In a decade dominated by both teams it was amazing that their first final meeting came in the decades final year. The history books will show that it was Cushendall who claimed victory and in doing so stopped hot favourites Dunloy claiming three titles in a row. In the game itself Cushendall got off to a dream start with an early goal but Dunloy never panicked and entering the final ten minutes or so they had built up a five point lead. The Dall however were not going to give up and in an amazing closing period they hit two goals from Jackie Carson and Sambo along with a point from substitute Brian McNaughton to wrestle victory from the jaws of defeat.
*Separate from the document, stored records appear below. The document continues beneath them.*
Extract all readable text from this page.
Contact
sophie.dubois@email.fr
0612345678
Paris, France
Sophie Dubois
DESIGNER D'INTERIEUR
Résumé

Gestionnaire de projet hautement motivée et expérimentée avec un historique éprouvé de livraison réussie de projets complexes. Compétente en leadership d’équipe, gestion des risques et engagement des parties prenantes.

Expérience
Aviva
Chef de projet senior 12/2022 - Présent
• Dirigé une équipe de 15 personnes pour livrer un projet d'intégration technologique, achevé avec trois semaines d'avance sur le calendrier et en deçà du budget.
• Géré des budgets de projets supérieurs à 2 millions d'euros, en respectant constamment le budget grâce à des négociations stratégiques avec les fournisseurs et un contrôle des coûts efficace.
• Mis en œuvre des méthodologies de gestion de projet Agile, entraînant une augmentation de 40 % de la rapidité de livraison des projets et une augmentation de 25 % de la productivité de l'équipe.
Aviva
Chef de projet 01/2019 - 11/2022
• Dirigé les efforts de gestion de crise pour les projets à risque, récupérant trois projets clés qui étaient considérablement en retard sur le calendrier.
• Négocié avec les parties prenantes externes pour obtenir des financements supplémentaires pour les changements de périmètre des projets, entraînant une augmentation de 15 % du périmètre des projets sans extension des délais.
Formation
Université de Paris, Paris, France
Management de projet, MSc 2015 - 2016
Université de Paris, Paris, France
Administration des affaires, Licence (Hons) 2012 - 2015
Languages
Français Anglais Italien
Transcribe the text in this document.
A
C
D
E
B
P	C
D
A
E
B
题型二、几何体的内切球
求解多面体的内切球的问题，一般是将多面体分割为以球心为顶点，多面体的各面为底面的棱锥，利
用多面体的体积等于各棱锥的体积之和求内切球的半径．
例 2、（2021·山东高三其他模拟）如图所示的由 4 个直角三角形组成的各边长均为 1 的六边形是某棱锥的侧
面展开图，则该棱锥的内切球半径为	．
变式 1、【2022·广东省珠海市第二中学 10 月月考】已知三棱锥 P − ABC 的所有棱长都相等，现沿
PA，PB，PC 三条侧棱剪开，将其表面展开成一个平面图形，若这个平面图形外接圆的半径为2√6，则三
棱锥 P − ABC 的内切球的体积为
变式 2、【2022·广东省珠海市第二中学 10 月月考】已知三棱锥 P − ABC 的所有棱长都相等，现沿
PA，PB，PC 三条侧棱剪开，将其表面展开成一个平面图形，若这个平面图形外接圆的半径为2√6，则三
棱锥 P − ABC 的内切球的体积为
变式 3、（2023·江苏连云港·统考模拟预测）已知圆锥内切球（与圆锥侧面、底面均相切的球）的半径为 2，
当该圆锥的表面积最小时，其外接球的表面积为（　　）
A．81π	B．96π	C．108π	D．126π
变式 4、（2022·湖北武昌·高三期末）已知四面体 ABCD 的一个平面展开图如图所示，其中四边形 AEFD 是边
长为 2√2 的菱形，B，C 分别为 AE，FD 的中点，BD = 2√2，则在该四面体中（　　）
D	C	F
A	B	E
In the early part of the noughties Dunloy steamrolled all in front of them in Antrim winning a superb four titles in a row. Included in that sequence was a 3-12 to 1-8 victory over Cushendall in 2002 and in truth it was as routine as the scoreline suggested. At the time Ruairi Og were a team very much in transition. Cuchullians final championship win came in 2009 where they disposed of a much fancied Cushendall team who were looking for their fourth title in five years. However three first half goals delivered sucker punches that Cushendall could not recover from. Final score Dunloy3-14 Cushendall 1-13.
Coming into this weekend’s final both teams are approaching the game from very different positions. Cushendall very much the experienced old hands, having contested nine of the previous ten county finals, while Dunloy are a team full of youthful exuberance. For Cuchullians an injection of youth from successful minors and under 21 teams have given them fresh impetus. Both Conal Cunning and Keelan Molloy are lightening quick and play with the freedom and abandon only associated with teenagers. Captain James McKeague and Conor McKinley provide the spine of the team at full back and centre half back however the key for Dunloy this year has been the return to full fitness of Paul "Shorty” Shiels. When fit and on song there are few better hurlers in Ulster than the Dunloy midfielder who has been magnificent this season. Cushendall have been here so often before and are well aware how to deal with the occasion. Their defence was excellent against Loughgiel in the semi final and they will need another massive performance if they are to keep Dunloy’s livewire forwards at bay. However the likes of Ryan McCambridge, Paddy Burke and Arron Graffin will yield to no man and will be ready for the challenge. Eoghan Campbell is capable of playing a number of roles for his team and where he plays could have a big bearing on the game. Neil McManus and Paddy McGill, as they showed against Loughgiel, lead the line up front and can be relied upon to get scores.
Who will win is anyone’s guess. Both teams will respect each other but will approach the game believing that they can and claim The Volunteer Cup. Both villages are awash with flags, bunting and colour. The atmosphere is building and it is a great time for hurling fans from both clubs. Good luck to both and may the best team win.